この“打席に立つ”という言葉の背景には、ものづくり特有の難しさがあります。

例えば野球なら本番に近い環境で練習できますが、ソフトウェア開発では、テックカンファレンスや技術ブログで情報収集はできても、実際に巨大サービスの技術選定をリハーサルすることはなかなかできません。

その結果起きがちなのは、自分が経験したことのある規模のサービスの感覚値に合わせて意思決定をしてしまい、大きく失敗してしまうといったことです。もちろんそうした経験を通して成長していくものですが、最初から日々の練習もメジャーリーグでできたらいいですよね。

VPoEとしては、上場企業のCEOやCTOと直接話す機会をつくるなど、メジャーリーグ級の場所を用意することはもちろん、意思決定の精度を上げるためのサポートとして1on1を活用しています。

──過去の経験に引っ張られて「小さくまとまってしまう」ことが起きやすいのでしょうか。
はい。だからこそ1on1では、意思決定の背景を一緒に確認したりしています。私もすべての言語やフレームワークに精通しているわけではないので、「なぜその決定に至ったのか」「誰と相談したのか」「一回り大きな選択が今できない理由は何か」などを聞き、本人の納得感や対話の余地を一緒に確認しています。

一緒に深掘りしていくことで、エンジニア自身の意思決定の精度を高めるだけでなく、より広くスムーズに大きなインパクトをもたらす方法を見つけられることもあります。

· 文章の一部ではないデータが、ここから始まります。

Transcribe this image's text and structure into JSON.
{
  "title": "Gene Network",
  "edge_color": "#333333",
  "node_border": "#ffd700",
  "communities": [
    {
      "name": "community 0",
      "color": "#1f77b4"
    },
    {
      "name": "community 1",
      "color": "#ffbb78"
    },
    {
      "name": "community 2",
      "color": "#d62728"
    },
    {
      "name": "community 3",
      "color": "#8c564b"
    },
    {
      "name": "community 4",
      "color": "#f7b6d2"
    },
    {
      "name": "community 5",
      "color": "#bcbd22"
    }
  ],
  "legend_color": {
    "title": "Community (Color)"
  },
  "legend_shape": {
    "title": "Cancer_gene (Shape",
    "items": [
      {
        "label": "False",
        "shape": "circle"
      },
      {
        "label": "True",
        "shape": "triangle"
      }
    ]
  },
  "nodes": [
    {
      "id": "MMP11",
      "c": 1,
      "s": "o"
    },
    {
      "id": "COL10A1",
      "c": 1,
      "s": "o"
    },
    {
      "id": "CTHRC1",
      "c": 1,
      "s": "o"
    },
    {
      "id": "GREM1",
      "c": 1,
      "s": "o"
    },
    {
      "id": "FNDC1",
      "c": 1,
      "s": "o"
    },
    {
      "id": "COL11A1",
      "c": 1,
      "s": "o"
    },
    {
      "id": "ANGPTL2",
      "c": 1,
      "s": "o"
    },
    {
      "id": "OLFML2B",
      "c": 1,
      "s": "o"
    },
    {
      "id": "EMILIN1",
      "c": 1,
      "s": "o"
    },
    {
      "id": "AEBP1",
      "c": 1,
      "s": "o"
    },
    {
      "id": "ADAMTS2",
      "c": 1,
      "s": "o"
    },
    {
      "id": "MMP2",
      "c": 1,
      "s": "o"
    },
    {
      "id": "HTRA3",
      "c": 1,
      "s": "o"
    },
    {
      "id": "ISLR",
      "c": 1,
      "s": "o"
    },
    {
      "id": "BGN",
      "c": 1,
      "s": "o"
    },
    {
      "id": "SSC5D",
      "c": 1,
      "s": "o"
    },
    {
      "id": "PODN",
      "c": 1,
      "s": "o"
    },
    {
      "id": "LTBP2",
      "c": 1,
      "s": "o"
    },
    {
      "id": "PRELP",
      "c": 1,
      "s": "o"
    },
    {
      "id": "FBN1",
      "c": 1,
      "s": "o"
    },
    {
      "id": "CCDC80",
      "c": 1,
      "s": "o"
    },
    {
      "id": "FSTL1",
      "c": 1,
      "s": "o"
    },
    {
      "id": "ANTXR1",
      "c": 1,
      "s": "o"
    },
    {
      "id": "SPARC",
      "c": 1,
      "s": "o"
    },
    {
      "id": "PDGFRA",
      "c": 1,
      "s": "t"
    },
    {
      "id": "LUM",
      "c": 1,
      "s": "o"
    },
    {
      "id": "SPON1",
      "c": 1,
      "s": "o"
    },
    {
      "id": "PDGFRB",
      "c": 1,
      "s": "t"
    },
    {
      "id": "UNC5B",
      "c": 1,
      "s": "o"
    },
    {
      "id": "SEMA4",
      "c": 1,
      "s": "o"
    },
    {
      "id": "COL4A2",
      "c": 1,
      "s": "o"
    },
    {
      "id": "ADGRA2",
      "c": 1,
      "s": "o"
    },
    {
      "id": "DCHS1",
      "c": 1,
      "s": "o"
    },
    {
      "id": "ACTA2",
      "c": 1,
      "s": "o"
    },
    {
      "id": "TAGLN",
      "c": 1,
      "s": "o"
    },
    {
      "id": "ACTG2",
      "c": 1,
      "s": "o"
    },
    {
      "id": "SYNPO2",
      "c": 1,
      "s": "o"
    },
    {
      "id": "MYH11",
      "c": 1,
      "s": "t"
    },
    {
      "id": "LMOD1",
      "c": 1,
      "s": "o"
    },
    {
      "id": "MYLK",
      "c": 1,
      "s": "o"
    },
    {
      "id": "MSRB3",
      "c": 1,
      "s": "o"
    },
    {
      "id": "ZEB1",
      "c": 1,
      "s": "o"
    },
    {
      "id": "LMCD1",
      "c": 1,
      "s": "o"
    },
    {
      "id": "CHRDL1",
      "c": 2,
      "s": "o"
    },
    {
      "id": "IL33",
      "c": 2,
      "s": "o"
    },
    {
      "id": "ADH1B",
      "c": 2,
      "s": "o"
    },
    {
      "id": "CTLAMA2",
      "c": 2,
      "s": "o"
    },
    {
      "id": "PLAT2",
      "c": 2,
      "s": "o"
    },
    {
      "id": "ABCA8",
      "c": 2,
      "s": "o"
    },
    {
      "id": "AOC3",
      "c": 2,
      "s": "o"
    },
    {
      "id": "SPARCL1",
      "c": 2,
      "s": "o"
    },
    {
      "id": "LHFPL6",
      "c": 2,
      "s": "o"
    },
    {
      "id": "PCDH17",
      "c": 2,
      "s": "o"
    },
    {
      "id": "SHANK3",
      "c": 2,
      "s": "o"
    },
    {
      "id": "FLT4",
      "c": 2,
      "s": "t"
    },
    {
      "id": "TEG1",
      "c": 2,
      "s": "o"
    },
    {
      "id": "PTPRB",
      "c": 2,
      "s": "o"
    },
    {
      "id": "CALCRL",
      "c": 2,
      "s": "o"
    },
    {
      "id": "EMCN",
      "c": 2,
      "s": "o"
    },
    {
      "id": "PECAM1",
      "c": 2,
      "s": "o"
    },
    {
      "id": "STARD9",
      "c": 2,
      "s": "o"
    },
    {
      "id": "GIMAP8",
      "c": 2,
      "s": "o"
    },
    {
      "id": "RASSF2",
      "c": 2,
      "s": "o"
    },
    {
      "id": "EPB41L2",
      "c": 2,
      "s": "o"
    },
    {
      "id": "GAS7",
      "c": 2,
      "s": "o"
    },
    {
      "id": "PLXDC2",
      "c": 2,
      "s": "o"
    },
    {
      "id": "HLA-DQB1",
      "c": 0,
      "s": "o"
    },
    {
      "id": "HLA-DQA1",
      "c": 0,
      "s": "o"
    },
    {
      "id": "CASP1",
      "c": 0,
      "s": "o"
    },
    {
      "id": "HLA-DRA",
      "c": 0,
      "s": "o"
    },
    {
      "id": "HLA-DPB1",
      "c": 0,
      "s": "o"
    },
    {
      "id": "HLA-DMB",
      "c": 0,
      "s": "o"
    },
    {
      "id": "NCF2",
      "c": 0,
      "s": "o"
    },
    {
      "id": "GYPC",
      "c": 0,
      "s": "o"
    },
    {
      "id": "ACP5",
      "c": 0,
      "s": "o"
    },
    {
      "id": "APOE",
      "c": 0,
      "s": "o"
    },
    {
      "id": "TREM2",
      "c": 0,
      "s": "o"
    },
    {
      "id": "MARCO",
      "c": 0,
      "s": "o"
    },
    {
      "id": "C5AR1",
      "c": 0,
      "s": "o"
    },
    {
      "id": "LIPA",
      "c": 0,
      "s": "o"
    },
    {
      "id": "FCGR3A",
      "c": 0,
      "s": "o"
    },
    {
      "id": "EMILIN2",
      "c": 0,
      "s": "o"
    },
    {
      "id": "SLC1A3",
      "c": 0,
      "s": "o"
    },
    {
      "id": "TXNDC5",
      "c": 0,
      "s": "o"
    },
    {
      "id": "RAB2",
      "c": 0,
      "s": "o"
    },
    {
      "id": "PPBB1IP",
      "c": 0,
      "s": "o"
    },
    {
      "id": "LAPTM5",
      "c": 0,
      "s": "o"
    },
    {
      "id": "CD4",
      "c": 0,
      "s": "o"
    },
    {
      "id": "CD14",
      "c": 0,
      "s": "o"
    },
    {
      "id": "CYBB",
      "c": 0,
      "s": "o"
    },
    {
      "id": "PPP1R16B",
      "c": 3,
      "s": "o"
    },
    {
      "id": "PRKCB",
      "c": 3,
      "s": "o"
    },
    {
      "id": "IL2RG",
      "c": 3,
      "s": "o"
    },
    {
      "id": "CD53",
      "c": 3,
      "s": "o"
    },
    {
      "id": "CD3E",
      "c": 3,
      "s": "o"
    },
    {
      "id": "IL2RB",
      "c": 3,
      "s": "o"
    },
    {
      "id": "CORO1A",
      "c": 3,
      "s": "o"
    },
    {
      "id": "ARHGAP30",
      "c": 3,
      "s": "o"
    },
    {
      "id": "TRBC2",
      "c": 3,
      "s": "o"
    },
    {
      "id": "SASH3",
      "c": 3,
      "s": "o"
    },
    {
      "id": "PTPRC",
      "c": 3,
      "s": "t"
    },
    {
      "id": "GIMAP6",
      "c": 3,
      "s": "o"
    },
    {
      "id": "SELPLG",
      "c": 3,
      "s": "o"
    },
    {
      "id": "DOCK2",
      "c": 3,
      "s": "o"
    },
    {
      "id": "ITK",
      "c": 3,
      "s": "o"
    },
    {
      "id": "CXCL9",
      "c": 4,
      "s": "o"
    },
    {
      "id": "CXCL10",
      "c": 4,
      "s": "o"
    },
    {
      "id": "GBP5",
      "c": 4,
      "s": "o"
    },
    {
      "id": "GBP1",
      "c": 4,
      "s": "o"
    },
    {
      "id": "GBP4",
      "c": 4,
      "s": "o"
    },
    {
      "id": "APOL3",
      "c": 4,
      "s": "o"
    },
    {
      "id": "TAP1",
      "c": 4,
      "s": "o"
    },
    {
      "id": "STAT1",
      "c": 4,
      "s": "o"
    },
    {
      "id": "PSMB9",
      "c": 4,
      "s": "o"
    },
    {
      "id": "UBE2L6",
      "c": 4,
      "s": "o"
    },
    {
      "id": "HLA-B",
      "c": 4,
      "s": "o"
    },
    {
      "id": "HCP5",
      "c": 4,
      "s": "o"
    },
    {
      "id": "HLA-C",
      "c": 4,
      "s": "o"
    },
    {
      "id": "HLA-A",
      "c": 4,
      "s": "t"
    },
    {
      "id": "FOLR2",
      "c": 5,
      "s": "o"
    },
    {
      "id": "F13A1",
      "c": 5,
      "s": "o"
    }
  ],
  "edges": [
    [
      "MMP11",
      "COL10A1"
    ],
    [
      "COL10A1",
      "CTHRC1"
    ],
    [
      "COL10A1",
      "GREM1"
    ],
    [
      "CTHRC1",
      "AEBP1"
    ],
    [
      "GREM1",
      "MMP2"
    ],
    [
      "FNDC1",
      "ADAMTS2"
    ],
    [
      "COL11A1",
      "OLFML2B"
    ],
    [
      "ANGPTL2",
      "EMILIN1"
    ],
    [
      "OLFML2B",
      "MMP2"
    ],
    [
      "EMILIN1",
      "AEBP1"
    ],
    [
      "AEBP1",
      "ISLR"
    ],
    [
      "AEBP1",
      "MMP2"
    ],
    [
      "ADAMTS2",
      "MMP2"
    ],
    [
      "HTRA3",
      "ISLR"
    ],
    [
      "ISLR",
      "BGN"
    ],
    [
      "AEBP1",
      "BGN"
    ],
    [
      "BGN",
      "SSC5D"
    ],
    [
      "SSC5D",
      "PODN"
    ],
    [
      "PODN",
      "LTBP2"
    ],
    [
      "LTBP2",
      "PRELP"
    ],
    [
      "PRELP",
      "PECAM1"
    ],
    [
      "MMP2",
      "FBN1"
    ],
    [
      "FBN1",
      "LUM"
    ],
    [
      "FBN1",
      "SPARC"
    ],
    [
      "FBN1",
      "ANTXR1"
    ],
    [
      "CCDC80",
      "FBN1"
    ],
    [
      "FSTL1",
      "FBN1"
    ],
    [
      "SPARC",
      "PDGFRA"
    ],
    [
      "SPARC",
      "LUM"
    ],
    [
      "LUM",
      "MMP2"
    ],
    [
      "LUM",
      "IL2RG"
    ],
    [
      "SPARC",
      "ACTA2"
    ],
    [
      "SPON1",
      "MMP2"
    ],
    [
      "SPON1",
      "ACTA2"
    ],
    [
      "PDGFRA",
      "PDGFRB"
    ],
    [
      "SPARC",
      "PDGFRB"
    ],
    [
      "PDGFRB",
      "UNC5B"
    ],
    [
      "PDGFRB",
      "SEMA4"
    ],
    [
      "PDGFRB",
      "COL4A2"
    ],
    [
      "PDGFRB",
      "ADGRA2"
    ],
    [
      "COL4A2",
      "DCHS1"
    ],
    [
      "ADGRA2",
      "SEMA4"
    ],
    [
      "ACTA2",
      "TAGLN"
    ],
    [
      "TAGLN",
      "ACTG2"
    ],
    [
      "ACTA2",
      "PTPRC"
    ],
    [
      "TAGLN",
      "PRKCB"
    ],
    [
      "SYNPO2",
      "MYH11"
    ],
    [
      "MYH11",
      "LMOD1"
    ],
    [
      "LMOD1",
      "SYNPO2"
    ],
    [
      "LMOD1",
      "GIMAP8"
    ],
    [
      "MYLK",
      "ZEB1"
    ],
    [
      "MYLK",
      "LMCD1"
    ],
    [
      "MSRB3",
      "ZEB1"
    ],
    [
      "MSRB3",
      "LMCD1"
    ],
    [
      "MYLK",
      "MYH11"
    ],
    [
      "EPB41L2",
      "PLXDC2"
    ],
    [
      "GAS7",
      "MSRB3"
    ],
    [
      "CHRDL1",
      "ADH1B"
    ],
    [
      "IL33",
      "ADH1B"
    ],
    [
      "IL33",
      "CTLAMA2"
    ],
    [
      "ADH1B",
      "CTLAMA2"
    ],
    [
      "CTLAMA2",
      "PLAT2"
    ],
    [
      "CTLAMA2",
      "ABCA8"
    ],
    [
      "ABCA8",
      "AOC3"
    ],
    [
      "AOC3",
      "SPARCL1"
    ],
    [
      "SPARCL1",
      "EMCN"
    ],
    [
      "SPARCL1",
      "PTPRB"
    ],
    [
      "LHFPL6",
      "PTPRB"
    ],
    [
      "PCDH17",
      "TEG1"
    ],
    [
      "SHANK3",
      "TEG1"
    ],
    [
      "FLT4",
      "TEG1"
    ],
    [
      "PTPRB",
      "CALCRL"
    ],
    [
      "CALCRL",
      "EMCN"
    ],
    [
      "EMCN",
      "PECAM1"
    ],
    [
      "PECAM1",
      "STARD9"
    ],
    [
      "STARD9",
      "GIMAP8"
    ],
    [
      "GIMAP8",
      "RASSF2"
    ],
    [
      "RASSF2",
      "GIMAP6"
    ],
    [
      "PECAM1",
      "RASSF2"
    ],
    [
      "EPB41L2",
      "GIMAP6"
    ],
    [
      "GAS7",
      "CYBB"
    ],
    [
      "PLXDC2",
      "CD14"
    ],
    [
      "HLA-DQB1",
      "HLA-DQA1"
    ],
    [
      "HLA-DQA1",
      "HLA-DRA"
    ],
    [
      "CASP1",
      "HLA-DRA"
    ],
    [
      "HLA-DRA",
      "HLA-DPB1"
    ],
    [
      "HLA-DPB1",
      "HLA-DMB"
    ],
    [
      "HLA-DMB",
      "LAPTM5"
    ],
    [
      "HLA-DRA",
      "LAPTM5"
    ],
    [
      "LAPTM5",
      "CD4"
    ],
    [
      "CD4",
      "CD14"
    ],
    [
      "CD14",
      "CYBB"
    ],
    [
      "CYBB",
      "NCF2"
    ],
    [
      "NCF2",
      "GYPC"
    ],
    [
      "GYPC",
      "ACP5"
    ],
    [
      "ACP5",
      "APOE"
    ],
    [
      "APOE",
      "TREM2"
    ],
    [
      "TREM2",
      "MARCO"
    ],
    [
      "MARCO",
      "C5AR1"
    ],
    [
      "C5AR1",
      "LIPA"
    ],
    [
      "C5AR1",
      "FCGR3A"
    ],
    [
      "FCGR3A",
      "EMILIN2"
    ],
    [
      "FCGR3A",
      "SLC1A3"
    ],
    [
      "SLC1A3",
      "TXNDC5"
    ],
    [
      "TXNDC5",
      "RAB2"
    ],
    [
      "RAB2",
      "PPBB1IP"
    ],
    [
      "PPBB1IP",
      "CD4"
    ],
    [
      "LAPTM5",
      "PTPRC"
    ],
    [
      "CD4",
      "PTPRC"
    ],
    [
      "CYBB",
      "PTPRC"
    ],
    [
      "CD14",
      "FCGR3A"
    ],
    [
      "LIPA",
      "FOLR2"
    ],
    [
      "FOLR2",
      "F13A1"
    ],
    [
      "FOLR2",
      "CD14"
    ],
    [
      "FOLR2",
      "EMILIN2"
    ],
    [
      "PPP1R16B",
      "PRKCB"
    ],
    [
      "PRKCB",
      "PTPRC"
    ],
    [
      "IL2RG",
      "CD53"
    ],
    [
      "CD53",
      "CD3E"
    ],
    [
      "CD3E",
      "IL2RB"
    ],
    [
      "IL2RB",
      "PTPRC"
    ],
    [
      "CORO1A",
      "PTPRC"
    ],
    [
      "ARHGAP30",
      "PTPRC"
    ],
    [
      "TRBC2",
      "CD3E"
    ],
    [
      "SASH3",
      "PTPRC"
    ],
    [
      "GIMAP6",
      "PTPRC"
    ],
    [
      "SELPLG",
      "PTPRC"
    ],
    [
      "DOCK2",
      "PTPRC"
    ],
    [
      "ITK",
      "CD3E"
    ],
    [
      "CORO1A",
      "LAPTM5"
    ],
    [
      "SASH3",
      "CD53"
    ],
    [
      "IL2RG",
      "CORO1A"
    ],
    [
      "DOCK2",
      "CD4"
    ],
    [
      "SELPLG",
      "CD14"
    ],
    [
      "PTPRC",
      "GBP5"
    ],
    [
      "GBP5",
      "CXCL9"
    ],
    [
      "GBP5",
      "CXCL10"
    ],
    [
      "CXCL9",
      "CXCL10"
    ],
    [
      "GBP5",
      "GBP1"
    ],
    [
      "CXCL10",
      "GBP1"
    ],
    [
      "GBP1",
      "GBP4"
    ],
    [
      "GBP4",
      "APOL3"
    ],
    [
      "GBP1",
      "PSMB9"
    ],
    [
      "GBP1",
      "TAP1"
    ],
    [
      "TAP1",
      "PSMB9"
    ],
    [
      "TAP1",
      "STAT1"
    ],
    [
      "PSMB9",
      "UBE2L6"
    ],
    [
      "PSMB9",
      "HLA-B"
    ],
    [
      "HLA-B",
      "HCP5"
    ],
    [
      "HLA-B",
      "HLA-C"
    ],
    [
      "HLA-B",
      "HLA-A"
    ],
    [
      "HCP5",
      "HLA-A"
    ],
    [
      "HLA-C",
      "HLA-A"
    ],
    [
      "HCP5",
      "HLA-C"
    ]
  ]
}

自分の強みはまだまだ増える。「好き」と社会をつなげたい

──エムスリーに再入社した当時の自分に声をかけるとしたら、どんな言葉をかけますか。
そうですね。「まだまだ自分の強みは増えるよ」と伝えたいです。VPoEになってからは、各エンジニアの個性や強みを生かすための議論をすることが多く、それがエムスリーの成長につながっていると感じます。

いかに他者の強みを生かせるかを考えていると、自分自身に対しても「ここが得意だったんだ」「ここを伸ばせば、もっと活躍できるな」というポイントがたくさん見えてきます。だから当時の自分には、「お前の武器はまだまだあるぞ。右ストレートだけじゃないぞ」と声をかけたいですね。

──素晴らしい気づきですね。最近見つけた「武器」を一つ挙げるとしたら、何でしょうか。
最近特に感じているのは、「工学屋さんの気持ちが分かる」という強みですね。自分自身が情報系というより工学出身だからなのですが、コンピューター以外にも動く機械や物理現象が好きで好きでたまらない人の気持ちがよく分かります。著名なCTOやVPoEだとコンピュータサイエンス出身の人が多い印象がありますが、私は学生時代は旋盤を回して溶接していましたからね(笑)。

その「好き」という気持ちを、どう会社や社会につなげるかにも一定の強みがあると感じています。そこを伸ばせば、より良いエンジニアの組織づくりや1on1につながるのではないかなと模索している最中です。

エムスリーがより大きくなり、様々な医療の課題が解ける組織になるよう、日々精進していきたいなと思っています。エムスリーに戻ってきて、カルノーサイクルが回り始めている、とも言えますね。